Als Kerber bei den Australian Open gewann, hielten das viele in der Branche noch für einen Zufallstreffer, schließlich gilt das Turnier in Melbourne, früh in der Saison, als Geburtsstätte auch vieler überraschender Champions. Kerber hat die meisten Spiele in dieser Saison gewonnen, sie stand in drei Grand-Slam-Finals (Melbourne, Wimbledon, New York), und sie hat in 20 Drei-Satz-Matches nicht weniger als 15 Mal gesiegt. Was einmal ihre Schwäche war, das mentale Spiel, ist nun ihr großes Plus. Kerber gewinnt fast immer, wenn es heikel, bedrohlich und gefährlich wird, sie ist auch und besonders die erfolgreiche „Thriller-Queen“ (Tennismagazin Australien). „Ich weiß, dass ich immer eine Chance habe. In jedem Spiel, in jeder Lage“, sagt Kerber. So wie auch gegen Pliskova, in diesem dritten Finalsatz, in dem alles verloren schien. Und in dem Kerber dann noch einmal die allerletzten Energien mobilisierte, Kräfte und Potenziale, die „von irgendwoher“ kamen aus einem von Hitze und Wettkampfstress schon ermatteten Körper. „Das war eins der schwersten Spiele überhaupt.
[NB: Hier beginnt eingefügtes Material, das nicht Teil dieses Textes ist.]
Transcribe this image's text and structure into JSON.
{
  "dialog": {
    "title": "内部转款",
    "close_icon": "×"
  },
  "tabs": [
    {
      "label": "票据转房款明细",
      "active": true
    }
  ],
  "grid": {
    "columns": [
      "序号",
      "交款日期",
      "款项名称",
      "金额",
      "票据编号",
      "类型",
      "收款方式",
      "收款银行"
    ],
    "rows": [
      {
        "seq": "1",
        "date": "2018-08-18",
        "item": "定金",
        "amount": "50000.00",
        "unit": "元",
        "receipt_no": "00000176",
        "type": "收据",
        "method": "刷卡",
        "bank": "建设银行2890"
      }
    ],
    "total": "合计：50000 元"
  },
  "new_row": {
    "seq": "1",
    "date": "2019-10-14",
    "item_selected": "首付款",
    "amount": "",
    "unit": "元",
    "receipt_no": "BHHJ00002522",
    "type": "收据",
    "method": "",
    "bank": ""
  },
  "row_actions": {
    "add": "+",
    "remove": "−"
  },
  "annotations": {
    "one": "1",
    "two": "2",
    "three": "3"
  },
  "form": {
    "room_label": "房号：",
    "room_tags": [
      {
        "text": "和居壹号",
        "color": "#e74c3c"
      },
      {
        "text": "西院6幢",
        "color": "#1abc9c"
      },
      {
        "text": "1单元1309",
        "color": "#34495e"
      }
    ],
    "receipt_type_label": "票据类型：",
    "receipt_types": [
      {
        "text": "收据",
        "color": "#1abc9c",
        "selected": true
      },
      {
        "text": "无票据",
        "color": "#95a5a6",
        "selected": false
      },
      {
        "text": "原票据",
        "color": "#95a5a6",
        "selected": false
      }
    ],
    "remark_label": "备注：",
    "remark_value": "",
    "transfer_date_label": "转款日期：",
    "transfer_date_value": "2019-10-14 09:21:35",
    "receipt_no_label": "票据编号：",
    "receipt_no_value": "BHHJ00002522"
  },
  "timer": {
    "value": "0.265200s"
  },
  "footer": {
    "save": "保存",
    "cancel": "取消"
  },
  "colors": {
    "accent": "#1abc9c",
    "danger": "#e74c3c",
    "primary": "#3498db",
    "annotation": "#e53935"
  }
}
Das war am absoluten Limit“, sagte sie hinterher, überglücklich und auch „ziemlich erschöpft“.

Erwachsener als in diesem Finale, dem letzten Spiel dieser Grand-Slam-Saison hätte Kerber gar nicht wirken können – eine souveräne, gereifte, in sich ruhende Persönlichkeit. „Sie hat sich diese Stärken schwer erkämpft“, sagt die große Vorgängerin Steffi Graf über Kerber. Fast neun Wochen war Kerber zuletzt unterwegs. Rio, Cincinnati und New York waren die letzten Stationen. Nun aber, nach den New Yorker Feierlichkeiten, braucht Kerber eine dringende Pause, eine wohlverdiente Auszeit. Nach ganz viel Tennis, nach großem Tennis pausenlos, sagt Kerber, „will ich jetzt mal ein paar Tage keinen Schläger mehr sehen“.